Reportant les yeux vers la France, M. de Châteaubriand en examinait aussi l’état : il y voyait l’amour de l’égalité, le trait distinctif prédominant ; puis il comparait les deux pays l’un à l’autre, leurs idées d’égalité et de liberté, la destinée de leurs noblesses. « En Angleterre, observait-il, on ne comprend pas ce que les Français appellent l’égalité. On se demande : Est-ce la faculté d’obtenir des places et de parvenir aux honneurs ? Est-ce l’égalité devant la loi ? Les Français sont en possession de ces droits, et les Anglais ne conçoivent pas qu’il puisse exister une autre égalité que celle-là ! » Et, après un silence, il complétait éloquemment sa pensée par cet énergique rapprochement : « La noblesse d’Angleterre, pour avoir été vaincue avec Charles Stuart qu’elle avait soutenu les armes à la main, n’a cependant pas été détruite.

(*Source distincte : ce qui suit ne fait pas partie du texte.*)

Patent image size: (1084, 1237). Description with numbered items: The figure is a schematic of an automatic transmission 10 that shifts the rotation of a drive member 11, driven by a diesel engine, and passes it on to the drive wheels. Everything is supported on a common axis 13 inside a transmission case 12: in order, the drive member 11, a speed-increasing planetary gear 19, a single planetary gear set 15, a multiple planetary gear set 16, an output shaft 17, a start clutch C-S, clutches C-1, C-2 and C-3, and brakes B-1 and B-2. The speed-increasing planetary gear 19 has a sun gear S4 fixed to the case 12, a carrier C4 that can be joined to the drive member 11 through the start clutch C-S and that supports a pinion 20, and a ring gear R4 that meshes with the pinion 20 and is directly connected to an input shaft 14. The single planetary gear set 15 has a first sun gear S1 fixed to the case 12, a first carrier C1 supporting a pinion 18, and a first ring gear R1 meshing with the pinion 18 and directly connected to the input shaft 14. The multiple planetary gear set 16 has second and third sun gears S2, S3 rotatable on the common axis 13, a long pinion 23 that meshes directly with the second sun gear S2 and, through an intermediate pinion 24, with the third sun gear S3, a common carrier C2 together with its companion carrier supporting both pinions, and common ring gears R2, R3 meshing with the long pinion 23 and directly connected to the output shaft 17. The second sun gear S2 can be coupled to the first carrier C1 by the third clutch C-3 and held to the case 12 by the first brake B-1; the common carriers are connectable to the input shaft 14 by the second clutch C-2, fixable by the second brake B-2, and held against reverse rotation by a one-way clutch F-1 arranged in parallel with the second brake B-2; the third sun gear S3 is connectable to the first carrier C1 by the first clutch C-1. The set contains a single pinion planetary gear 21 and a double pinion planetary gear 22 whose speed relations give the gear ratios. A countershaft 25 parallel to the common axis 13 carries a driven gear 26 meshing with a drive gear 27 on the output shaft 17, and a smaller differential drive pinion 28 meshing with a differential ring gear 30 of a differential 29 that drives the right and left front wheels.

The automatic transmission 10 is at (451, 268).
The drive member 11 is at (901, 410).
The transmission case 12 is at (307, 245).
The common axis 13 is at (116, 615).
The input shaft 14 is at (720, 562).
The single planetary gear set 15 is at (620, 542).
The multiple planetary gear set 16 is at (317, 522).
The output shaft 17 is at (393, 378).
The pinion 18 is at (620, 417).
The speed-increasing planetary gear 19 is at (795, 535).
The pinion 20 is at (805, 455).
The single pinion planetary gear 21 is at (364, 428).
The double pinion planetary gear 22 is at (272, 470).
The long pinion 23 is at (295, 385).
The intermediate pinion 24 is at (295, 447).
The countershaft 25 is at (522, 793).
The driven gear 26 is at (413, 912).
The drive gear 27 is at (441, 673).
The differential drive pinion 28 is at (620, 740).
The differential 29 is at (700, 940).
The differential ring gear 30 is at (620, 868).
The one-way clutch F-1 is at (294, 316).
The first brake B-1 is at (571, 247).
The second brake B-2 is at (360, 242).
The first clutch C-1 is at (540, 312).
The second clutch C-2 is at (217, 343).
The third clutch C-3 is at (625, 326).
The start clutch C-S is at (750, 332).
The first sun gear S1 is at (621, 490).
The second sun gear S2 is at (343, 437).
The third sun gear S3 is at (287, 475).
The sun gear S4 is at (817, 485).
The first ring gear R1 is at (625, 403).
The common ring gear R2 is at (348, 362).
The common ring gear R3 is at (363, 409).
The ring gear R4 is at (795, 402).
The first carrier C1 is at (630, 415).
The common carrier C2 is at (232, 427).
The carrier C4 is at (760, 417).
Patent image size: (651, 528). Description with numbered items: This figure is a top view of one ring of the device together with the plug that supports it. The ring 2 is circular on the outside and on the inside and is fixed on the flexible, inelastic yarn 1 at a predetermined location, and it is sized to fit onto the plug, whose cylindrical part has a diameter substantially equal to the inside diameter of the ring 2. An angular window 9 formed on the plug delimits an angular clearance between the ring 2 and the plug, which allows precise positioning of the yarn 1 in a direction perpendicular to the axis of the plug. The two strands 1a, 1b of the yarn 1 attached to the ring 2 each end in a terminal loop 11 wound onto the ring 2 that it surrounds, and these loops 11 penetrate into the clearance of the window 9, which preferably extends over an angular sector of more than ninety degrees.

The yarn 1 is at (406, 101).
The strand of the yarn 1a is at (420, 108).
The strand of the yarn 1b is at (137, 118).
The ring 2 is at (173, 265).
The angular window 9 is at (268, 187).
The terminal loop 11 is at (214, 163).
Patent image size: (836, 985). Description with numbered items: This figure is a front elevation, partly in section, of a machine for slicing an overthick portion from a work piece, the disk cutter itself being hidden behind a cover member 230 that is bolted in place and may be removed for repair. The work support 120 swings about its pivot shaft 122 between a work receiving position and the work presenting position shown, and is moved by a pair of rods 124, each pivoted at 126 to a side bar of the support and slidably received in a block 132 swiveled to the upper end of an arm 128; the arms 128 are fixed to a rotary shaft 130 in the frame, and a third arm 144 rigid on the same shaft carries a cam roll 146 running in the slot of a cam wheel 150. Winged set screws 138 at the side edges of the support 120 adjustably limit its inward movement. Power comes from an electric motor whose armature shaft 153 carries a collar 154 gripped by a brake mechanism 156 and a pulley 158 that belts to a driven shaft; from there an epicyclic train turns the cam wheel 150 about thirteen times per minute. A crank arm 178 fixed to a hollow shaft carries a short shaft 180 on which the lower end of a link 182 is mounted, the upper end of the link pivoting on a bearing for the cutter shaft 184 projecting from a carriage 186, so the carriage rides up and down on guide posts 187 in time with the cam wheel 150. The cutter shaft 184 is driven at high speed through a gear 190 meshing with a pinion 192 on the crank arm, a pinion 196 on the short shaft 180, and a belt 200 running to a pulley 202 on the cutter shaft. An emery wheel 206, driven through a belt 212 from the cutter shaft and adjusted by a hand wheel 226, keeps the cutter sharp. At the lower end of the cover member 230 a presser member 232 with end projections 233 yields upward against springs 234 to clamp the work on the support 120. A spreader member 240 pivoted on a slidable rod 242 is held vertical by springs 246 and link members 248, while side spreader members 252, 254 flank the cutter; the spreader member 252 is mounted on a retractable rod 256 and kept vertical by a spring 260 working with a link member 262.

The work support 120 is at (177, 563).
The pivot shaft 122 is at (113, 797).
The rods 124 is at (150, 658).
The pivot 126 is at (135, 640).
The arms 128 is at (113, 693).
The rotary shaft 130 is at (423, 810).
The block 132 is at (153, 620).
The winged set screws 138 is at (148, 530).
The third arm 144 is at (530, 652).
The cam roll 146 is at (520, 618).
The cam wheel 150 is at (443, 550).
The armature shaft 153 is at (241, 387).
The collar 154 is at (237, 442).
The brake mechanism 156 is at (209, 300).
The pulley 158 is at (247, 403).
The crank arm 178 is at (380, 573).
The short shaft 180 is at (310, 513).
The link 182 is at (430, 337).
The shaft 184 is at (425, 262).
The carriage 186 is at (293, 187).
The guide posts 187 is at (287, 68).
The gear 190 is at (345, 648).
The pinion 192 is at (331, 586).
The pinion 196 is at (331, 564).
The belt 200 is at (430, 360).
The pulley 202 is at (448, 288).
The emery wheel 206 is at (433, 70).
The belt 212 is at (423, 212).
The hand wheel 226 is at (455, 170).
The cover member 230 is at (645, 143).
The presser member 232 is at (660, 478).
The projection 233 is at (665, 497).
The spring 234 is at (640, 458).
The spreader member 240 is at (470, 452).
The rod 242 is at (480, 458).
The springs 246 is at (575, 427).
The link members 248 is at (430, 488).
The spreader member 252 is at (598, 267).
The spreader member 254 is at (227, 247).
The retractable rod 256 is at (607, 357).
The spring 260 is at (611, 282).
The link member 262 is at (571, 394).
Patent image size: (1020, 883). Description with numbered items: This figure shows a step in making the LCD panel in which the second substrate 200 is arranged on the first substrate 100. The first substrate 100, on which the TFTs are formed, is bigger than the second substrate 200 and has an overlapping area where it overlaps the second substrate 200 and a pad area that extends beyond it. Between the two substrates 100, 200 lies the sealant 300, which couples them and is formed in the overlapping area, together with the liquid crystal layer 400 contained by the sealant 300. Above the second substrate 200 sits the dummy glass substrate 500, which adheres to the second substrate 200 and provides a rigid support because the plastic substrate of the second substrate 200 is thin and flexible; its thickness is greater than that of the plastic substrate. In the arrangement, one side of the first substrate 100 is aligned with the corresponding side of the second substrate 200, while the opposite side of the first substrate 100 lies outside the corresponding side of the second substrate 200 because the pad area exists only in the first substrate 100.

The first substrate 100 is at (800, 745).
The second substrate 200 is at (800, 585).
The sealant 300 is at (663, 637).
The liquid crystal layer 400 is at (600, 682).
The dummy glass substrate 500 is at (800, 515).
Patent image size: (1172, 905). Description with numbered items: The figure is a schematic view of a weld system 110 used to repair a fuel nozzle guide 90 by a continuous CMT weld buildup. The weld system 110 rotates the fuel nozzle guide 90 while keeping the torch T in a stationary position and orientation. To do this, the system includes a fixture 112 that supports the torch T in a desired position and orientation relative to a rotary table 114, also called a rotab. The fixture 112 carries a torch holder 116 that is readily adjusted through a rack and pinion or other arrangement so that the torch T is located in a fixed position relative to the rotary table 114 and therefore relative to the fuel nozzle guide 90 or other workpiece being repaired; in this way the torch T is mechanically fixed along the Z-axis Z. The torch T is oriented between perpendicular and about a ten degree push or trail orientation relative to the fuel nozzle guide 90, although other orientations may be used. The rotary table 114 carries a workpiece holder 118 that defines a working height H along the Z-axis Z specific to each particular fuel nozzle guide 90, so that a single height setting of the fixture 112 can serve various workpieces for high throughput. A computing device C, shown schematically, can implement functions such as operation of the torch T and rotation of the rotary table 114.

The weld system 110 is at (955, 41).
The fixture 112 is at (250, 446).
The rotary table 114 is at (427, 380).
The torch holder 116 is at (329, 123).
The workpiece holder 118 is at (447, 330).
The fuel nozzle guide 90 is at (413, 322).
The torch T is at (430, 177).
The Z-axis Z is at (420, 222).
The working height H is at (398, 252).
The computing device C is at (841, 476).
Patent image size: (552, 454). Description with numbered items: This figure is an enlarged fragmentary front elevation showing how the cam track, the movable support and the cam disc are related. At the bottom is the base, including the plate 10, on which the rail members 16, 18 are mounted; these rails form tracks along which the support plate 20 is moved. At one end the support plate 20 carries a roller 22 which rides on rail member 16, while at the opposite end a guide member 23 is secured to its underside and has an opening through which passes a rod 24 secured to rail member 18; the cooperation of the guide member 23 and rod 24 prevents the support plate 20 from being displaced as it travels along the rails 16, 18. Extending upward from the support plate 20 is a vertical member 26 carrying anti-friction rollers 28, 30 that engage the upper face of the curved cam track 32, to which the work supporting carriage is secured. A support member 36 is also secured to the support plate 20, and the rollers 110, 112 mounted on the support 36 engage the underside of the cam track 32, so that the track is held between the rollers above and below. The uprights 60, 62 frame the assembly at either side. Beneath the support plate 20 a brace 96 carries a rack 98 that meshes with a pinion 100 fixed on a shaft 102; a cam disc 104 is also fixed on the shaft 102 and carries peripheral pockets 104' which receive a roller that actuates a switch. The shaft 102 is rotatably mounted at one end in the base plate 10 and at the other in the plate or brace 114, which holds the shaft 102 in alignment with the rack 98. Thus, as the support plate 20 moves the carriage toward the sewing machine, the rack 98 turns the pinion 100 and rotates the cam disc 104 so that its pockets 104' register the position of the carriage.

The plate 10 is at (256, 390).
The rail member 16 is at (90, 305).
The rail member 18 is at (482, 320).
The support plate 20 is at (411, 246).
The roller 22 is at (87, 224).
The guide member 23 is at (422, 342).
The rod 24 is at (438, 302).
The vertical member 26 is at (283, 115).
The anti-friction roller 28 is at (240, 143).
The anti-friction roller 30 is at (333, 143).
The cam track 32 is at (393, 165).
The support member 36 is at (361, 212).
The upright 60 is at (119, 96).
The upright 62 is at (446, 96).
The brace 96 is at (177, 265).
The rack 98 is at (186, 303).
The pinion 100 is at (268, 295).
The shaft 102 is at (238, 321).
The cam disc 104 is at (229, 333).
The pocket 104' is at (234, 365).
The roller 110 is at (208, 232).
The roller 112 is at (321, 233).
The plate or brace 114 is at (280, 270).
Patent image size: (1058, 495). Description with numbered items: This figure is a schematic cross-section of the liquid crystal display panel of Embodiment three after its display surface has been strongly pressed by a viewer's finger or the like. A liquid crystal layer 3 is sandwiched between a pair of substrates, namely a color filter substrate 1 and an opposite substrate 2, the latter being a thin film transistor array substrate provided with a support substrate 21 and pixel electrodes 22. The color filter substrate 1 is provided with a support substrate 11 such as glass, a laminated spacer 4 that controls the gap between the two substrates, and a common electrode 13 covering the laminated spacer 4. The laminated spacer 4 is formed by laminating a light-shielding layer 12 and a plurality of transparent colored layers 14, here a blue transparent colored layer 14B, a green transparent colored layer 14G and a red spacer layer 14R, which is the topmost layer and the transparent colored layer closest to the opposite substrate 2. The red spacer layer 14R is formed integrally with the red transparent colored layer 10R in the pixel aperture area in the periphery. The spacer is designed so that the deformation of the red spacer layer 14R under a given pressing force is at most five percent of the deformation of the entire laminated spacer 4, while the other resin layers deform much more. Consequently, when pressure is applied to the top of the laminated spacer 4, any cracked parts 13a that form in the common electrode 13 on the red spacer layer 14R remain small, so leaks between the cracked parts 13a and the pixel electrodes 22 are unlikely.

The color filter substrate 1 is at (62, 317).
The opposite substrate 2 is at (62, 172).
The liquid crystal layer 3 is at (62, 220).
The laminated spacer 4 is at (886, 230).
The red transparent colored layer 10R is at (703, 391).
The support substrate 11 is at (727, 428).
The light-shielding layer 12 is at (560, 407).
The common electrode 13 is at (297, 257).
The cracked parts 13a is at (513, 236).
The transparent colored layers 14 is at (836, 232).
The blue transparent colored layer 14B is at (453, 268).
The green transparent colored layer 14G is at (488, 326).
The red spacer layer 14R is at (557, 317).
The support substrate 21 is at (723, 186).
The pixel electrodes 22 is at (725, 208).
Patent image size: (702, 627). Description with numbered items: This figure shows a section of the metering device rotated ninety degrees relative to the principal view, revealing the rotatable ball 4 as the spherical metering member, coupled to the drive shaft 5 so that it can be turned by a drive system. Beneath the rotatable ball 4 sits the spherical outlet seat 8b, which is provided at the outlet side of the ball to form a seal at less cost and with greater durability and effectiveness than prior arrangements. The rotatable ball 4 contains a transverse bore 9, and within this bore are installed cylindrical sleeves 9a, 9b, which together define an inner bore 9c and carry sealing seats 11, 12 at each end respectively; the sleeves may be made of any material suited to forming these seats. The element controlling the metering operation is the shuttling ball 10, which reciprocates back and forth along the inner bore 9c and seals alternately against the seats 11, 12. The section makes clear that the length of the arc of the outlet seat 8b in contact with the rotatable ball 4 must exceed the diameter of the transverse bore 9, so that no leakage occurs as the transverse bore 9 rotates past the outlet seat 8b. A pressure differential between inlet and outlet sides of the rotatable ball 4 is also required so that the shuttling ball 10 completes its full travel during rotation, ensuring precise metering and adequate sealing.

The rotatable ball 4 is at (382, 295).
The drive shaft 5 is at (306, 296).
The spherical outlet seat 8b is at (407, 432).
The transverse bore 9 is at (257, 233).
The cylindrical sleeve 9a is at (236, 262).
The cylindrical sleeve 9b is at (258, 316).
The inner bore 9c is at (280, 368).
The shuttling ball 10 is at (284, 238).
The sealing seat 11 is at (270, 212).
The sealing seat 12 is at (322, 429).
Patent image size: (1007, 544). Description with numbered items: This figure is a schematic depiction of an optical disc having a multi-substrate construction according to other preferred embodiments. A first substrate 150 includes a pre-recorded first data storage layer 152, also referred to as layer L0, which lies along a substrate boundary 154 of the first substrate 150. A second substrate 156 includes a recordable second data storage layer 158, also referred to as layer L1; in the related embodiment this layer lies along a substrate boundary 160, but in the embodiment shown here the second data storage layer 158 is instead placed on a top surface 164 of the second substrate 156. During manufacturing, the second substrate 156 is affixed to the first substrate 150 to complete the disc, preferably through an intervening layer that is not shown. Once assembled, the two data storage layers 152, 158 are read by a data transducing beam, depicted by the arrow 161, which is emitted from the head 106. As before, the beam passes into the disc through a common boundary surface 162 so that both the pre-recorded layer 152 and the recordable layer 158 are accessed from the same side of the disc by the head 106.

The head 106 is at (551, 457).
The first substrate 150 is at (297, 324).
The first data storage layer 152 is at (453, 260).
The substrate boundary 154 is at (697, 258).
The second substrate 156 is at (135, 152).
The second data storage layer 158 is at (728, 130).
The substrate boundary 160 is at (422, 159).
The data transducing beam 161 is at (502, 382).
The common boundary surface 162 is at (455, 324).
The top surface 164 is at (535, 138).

Elle s’est conservée noblesse, et elle est venue se constituer en pairie, ayant traversé toute une révolution, sans rien perdre de ses droits, sans voir la moindre atteinte portée à son aristocratie. La noblesse française, au contraire, a péri en entier sous la guillotine ; elle a été vaincue, mais par le bourreau, et dès lors elle a été éteinte sans retour, et il ne s’est reformé de ses cendres qu’une noblesse mêlée, sans priviléges et sans souvenirs. »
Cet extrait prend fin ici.